Despite the back and forth arguments, what is clear and I intend to address here is that by virtue of Section 25, subsection 2 being touted, the mere registration of NigeriaAir.ng or NigeriaAir.com.ng or NigeriaAir.org.ng as a domain name, is not a crime in itself.
The acclaimed owners must go through a procedure to claim and prove ownership of the domain name. After it is settled who owns it, the act of refusing to release it or claim for compensation could be used in court as evidence of a criminal offence for criminal penalty, without which there is none.
A personal note to the purchasers of the domain names; you guys are cyber-heroes, not criminals for bringing this issue to the fore for public enlightenment by taking a risky but bold step. I assure you, there is no shaking here for now (let’s see what comes out of Nigeria Air first).

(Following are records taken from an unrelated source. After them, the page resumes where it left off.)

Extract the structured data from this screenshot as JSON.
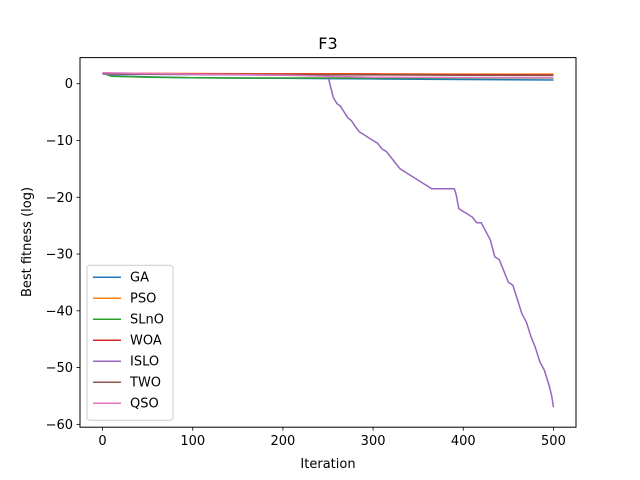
{
  "chart_data": {
    "type": "line",
    "title": "F3",
    "xlabel": "Iteration",
    "ylabel": "Best fitness (log)",
    "xlim": [
      -25,
      525
    ],
    "ylim": [
      -60.5,
      4.6
    ],
    "xticks": [
      0,
      100,
      200,
      300,
      400,
      500
    ],
    "yticks": [
      0,
      -10,
      -20,
      -30,
      -40,
      -50,
      -60
    ],
    "grid": false,
    "legend_position": "lower-left",
    "series": [
      {
        "name": "GA",
        "color": "#1f77b4",
        "x": [
          0,
          10,
          50,
          100,
          150,
          200,
          250,
          300,
          350,
          400,
          450,
          500
        ],
        "y": [
          1.9,
          1.4,
          1.2,
          1.05,
          1.0,
          0.95,
          0.9,
          0.85,
          0.8,
          0.75,
          0.7,
          0.65
        ]
      },
      {
        "name": "PSO",
        "color": "#ff7f0e",
        "x": [
          0,
          10,
          50,
          100,
          200,
          300,
          400,
          500
        ],
        "y": [
          1.9,
          1.85,
          1.8,
          1.8,
          1.75,
          1.75,
          1.7,
          1.7
        ]
      },
      {
        "name": "SLnO",
        "color": "#2ca02c",
        "x": [
          0,
          10,
          50,
          100,
          150,
          200,
          250,
          300,
          400,
          500
        ],
        "y": [
          1.85,
          1.3,
          1.15,
          1.05,
          1.0,
          1.0,
          1.0,
          1.0,
          1.0,
          1.0
        ]
      },
      {
        "name": "WOA",
        "color": "#d62728",
        "x": [
          0,
          10,
          50,
          100,
          200,
          300,
          400,
          500
        ],
        "y": [
          1.9,
          1.85,
          1.8,
          1.75,
          1.7,
          1.65,
          1.6,
          1.55
        ]
      },
      {
        "name": "ISLO",
        "color": "#9467bd",
        "x": [
          0,
          100,
          200,
          250,
          252,
          256,
          260,
          264,
          268,
          272,
          276,
          280,
          285,
          290,
          295,
          300,
          305,
          310,
          315,
          320,
          325,
          330,
          335,
          340,
          345,
          350,
          355,
          360,
          365,
          370,
          375,
          380,
          385,
          390,
          392,
          395,
          400,
          405,
          410,
          415,
          420,
          425,
          430,
          435,
          440,
          445,
          450,
          455,
          460,
          465,
          470,
          475,
          480,
          485,
          490,
          495,
          498,
          500
        ],
        "y": [
          1.7,
          1.6,
          1.5,
          1.5,
          0.0,
          -2.5,
          -3.5,
          -4.0,
          -5.0,
          -6.0,
          -6.5,
          -7.5,
          -8.5,
          -9.0,
          -9.5,
          -10.0,
          -10.5,
          -11.5,
          -12.0,
          -13.0,
          -14.0,
          -15.0,
          -15.5,
          -16.0,
          -16.5,
          -17.0,
          -17.5,
          -18.0,
          -18.5,
          -18.5,
          -18.5,
          -18.5,
          -18.5,
          -18.5,
          -19.5,
          -22.0,
          -22.5,
          -23.0,
          -23.5,
          -24.5,
          -24.5,
          -26.0,
          -27.5,
          -30.5,
          -31.0,
          -33.0,
          -35.0,
          -35.5,
          -38.0,
          -40.5,
          -42.0,
          -44.5,
          -46.5,
          -49.0,
          -50.5,
          -53.0,
          -55.0,
          -57.0
        ]
      },
      {
        "name": "TWO",
        "color": "#8c564b",
        "x": [
          0,
          10,
          50,
          100,
          200,
          300,
          400,
          500
        ],
        "y": [
          1.9,
          1.75,
          1.7,
          1.65,
          1.6,
          1.55,
          1.5,
          1.45
        ]
      },
      {
        "name": "QSO",
        "color": "#e377c2",
        "x": [
          0,
          10,
          50,
          100,
          200,
          250,
          300,
          400,
          500
        ],
        "y": [
          1.95,
          1.9,
          1.8,
          1.7,
          1.5,
          1.3,
          1.15,
          1.1,
          1.05
        ]
      }
    ]
  }
}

On a final note, I call for the acclaimed owners of Nigeria Air — whether government or investors — to come forward with their identity to explore the existing dispute resolution framework of NIRA.
As for the startup and technology community, we must begin to join hands with Engineer Titi Omo-Ettu, Gbenga Sesan’s PIN and others to intervene in policies involving regulating the ecosystem, because it comes back to haunt us.